"Penanganan kasus Misran oleh LKBH KORPRI KUKAR merupakan kepedulian dan empati atas ketidak-adilan hukum yang dirasakan perawat yang bertugas di daerah terpencil," kata Muhlis saat berbincang dengan detikcom, Kamis (29/6/2011).
Di sebuah gedung yang dinaungi pepohonan rimbun, sepelemparan batu dari pusat kota Kutai Kertanegara, Muhlis bersama rekan-rekannya menyusun materi gugatan atas UU Kesehatan. Di sebuah ruangan ukuran 4x5 meter, Muhlis selalu memeriksa berkas perkara dengan cermat.
SCROLL TO CONTINUE WITH CONTENT
Pria kelahiran Grogot, Kalimantan Timur 41 tahun itulah yang menyusun strategi berperang di MK. Lewat pengacara Ardiansyah, kasus Misran menjadi sebuah konstruksi hukum yang bisa meyakinkan hakim konstitusi. Konstruksi gugatan inilah yang akhirnya membuat telinga Menteri Kesehatan dan praktisi kesehatan memerah.
"Sejak 2009 sampai 2010 sudah menangani 15 perkara pidana selain perkara perdata. Perkara pidana sebagian besar didominasi kasus korupsi," ungkap Muhlis.

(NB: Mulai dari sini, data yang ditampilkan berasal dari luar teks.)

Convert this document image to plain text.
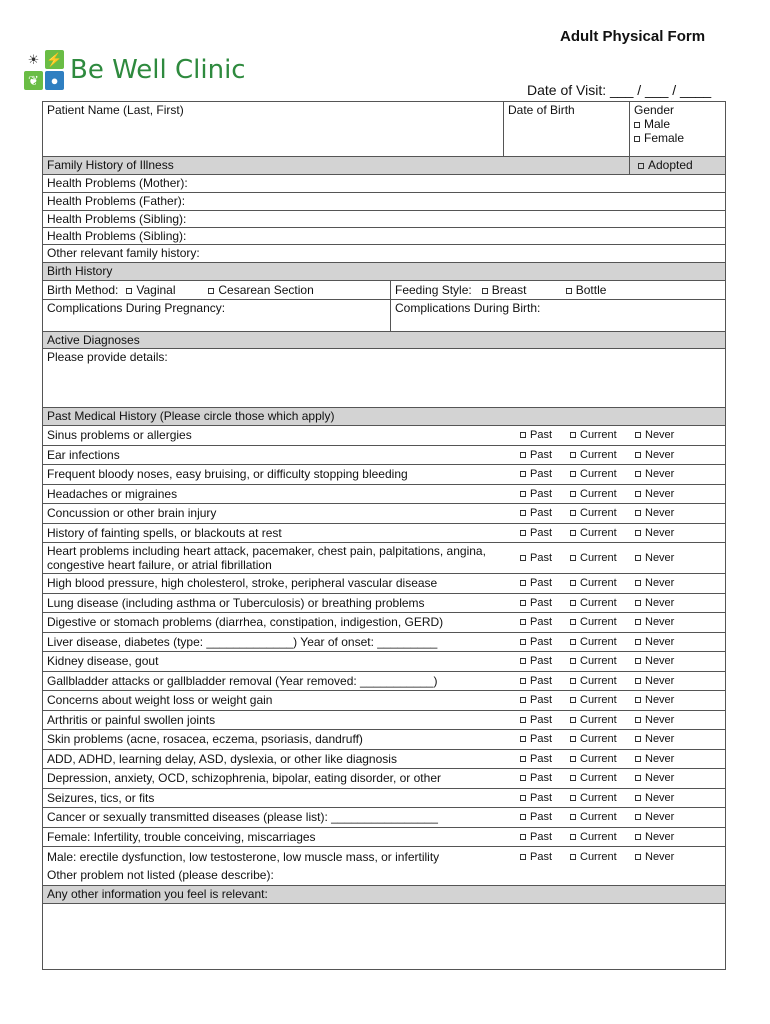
Adult Physical Form
☀ ⚡
❦ ● Be Well Clinic
Date of Visit: ___ / ___ / ____
Patient Name (Last, First)	Date of Birth	Gender
Male
Female
Family History of Illness	Adopted
Health Problems (Mother):
Health Problems (Father):
Health Problems (Sibling):
Health Problems (Sibling):
Other relevant family history:
Birth History
Birth Method:	Vaginal	Cesarean Section	Feeding Style:	Breast	Bottle
Complications During Pregnancy:	Complications During Birth:
Active Diagnoses
Please provide details:
Past Medical History (Please circle those which apply)
Sinus problems or allergies	Past	Current	Never
Ear infections	Past	Current	Never
Frequent bloody noses, easy bruising, or difficulty stopping bleeding	Past	Current	Never
Headaches or migraines	Past	Current	Never
Concussion or other brain injury	Past	Current	Never
History of fainting spells, or blackouts at rest	Past	Current	Never
Heart problems including heart attack, pacemaker, chest pain, palpitations, angina, congestive heart failure, or atrial fibrillation	Past	Current	Never
High blood pressure, high cholesterol, stroke, peripheral vascular disease	Past	Current	Never
Lung disease (including asthma or Tuberculosis) or breathing problems	Past	Current	Never
Digestive or stomach problems (diarrhea, constipation, indigestion, GERD)	Past	Current	Never
Liver disease, diabetes (type: _____________) Year of onset: _________	Past	Current	Never
Kidney disease, gout	Past	Current	Never
Gallbladder attacks or gallbladder removal (Year removed: ___________)	Past	Current	Never
Concerns about weight loss or weight gain	Past	Current	Never
Arthritis or painful swollen joints	Past	Current	Never
Skin problems (acne, rosacea, eczema, psoriasis, dandruff)	Past	Current	Never
ADD, ADHD, learning delay, ASD, dyslexia, or other like diagnosis	Past	Current	Never
Depression, anxiety, OCD, schizophrenia, bipolar, eating disorder, or other	Past	Current	Never
Seizures, tics, or fits	Past	Current	Never
Cancer or sexually transmitted diseases (please list): ________________	Past	Current	Never
Female: Infertility, trouble conceiving, miscarriages	Past	Current	Never
Male: erectile dysfunction, low testosterone, low muscle mass, or infertility	Past	Current	Never
Other problem not listed (please describe):
Any other information you feel is relevant:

Kemenangan ini semakin cemerlang karena Tim LKBH Korpri tidak melibatkan ahli hukum terkemuka di Indonesia. Lewat sumber daya manusia (SDM) asli Kaltim, mereka bahu membahu meruntuhkan logika hukum UU Kesehatan yang dibuat parleman.

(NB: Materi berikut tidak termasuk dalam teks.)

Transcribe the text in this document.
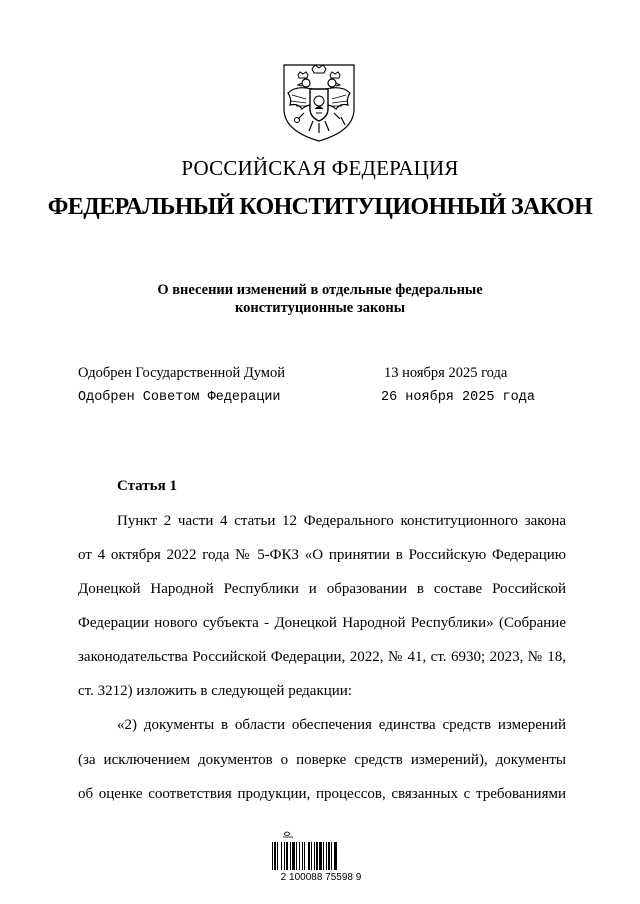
РОССИЙСКАЯ ФЕДЕРАЦИЯ
ФЕДЕРАЛЬНЫЙ КОНСТИТУЦИОННЫЙ ЗАКОН
О внесении изменений в отдельные федеральные
конституционные законы
Одобрен Государственной Думой	13 ноября 2025 года
Одобрен Советом Федерации	26 ноября 2025 года
Статья 1
Пункт 2 части 4 статьи 12 Федерального конституционного закона
от 4 октября 2022 года № 5-ФКЗ «О принятии в Российскую Федерацию
Донецкой Народной Республики и образовании в составе Российской
Федерации нового субъекта - Донецкой Народной Республики» (Собрание
законодательства Российской Федерации, 2022, № 41, ст. 6930; 2023, № 18,
ст. 3212) изложить в следующей редакции:
«2) документы в области обеспечения единства средств измерений
(за исключением документов о поверке средств измерений), документы
об оценке соответствия продукции, процессов, связанных с требованиями
2 100088 75598 9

"Sengaja semua asli Kaltim, supaya kami yang di daerah bisa membuktikan, bahwa daerah pun bisa berkiprah di kancah nasional," tambah Ardiansyah.

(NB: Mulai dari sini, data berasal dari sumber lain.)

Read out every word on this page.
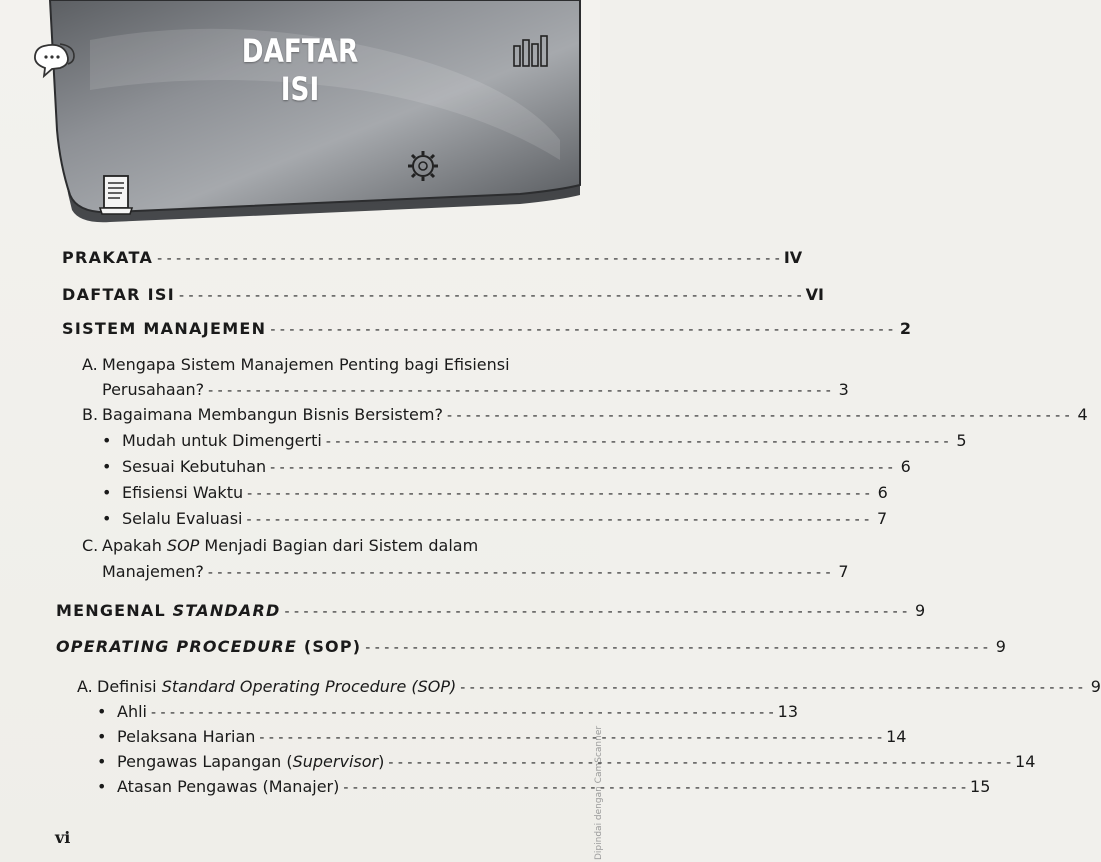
DAFTAR
ISI
PRAKATA - - -	IV
DAFTAR ISI - - -	VI
SISTEM MANAJEMEN - - -	2
A. Mengapa Sistem Manajemen Penting bagi Efisiensi
Perusahaan? - - -	3
B. Bagaimana Membangun Bisnis Bersistem? - - -	4
• Mudah untuk Dimengerti - - -	5
• Sesuai Kebutuhan - - -	6
• Efisiensi Waktu - - -	6
• Selalu Evaluasi - - -	7
C. Apakah SOP Menjadi Bagian dari Sistem dalam
Manajemen? - - -	7
MENGENAL STANDARD - - -	9
OPERATING PROCEDURE (SOP) - - -	9
A. Definisi Standard Operating Procedure (SOP) - - -	9
• Ahli - - -	13
• Pelaksana Harian - - -	14
• Pengawas Lapangan (Supervisor) - - -	14
• Atasan Pengawas (Manajer) - - -	15
vi	Dipindai dengan CamScanner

Kasus mantri desa tersebut bermula ketika hakim PN Tenggarong yang diketuai oleh Bahuri, memvonis Misran dengan pidana 3 bulan penjara, denda Rp 2 juta rupiah subsider 1 bulan penjara pada 19 November 2009. Misran dianggap melanggar UU 36/2009 tentang Kesehatan, pasal 82 (1) huruf D jo Pasal 63 (1) UU No 32/1992 tentang Kesehatan.
Misran dinyatakan tak punya kewenangan memberikan pertolongan layaknya dokter. Merasa dizalimi, Misran akhirnya mengguat UU tersebut ke MK. Oleh MK, permohonan Misran dikabulkan pada Senin lalu.